Speaking of triggers, a mini hurricane is headed for Louisiana with landfall in the next few days. Everyone is already making Katrina references and scaring me. But they say this one is just going to dump a ton of rain and that’s about it. SO we will see how things go.
I keep thinking there’s a real journal somewhere that I kept during that time but I can’t find it. Oh well.
So we went to see my dad on Saturday and Robert on Sunday. It all went fairly well. Bob stayed home with my middle one since she was still on a bland diet. So just me and the youngest one went to my parents’ house. We had a good trip in that we talked some and listened to some good music. I need to get used to her being the only child at home; that’s going to be a big switch in a couple of weeks.
I’ve been dragging this morning. Not sure why. I need to go to the grocery store for supper tonight and see what I can come up with. But I am very tired and not quite sure why.
I’m doing better on my mss than I thought I might.
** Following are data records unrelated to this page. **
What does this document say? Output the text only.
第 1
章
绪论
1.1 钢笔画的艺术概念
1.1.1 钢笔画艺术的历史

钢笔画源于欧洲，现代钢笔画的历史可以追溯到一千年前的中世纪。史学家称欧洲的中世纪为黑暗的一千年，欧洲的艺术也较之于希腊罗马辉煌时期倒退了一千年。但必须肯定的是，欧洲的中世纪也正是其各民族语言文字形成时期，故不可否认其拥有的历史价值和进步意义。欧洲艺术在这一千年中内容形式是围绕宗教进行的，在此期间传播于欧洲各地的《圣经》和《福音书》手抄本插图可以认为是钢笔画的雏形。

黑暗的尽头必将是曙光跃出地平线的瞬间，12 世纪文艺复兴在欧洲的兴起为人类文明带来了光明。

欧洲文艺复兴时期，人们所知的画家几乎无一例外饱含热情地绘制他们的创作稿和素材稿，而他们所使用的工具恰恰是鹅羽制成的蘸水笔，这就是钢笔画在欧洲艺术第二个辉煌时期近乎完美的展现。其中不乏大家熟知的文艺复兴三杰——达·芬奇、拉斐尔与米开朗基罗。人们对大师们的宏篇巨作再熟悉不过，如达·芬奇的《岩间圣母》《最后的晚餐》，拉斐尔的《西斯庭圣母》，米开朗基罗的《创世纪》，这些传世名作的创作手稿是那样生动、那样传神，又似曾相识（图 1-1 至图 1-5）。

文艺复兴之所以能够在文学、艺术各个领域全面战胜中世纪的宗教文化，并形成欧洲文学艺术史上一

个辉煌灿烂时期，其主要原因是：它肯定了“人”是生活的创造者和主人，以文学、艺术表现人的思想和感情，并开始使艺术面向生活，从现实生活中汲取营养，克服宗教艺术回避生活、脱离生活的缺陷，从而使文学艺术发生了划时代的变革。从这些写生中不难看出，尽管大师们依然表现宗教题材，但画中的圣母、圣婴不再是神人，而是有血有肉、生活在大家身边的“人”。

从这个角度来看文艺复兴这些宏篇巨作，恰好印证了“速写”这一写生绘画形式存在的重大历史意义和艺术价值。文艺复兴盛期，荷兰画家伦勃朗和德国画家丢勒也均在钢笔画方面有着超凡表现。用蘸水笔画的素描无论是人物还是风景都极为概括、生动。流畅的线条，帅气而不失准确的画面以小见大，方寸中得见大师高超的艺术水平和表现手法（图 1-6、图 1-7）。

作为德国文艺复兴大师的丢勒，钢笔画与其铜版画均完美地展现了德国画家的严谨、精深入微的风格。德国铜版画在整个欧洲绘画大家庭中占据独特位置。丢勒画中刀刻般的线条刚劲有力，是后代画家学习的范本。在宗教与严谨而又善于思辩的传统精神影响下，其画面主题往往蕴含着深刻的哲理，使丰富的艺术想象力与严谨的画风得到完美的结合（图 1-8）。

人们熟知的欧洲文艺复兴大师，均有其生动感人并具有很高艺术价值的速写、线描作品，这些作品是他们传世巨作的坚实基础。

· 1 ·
I am remembering more and doing a good job of jogging my memory. I’m only about two months into the nine-month period I haven’t written about before and I need to figure out how to prompt my memory for the rest of it.
I am trying an experiment. I am waiting to eat until I am actually hungry. That means I plan to eat around lunchtime my first meal today because I’m really not hungry this morning. Maybe if I quit shoving food down when it’s “mealtime” I can get a handle on my weight. WE will see.
Hope everyone has a good start to their week.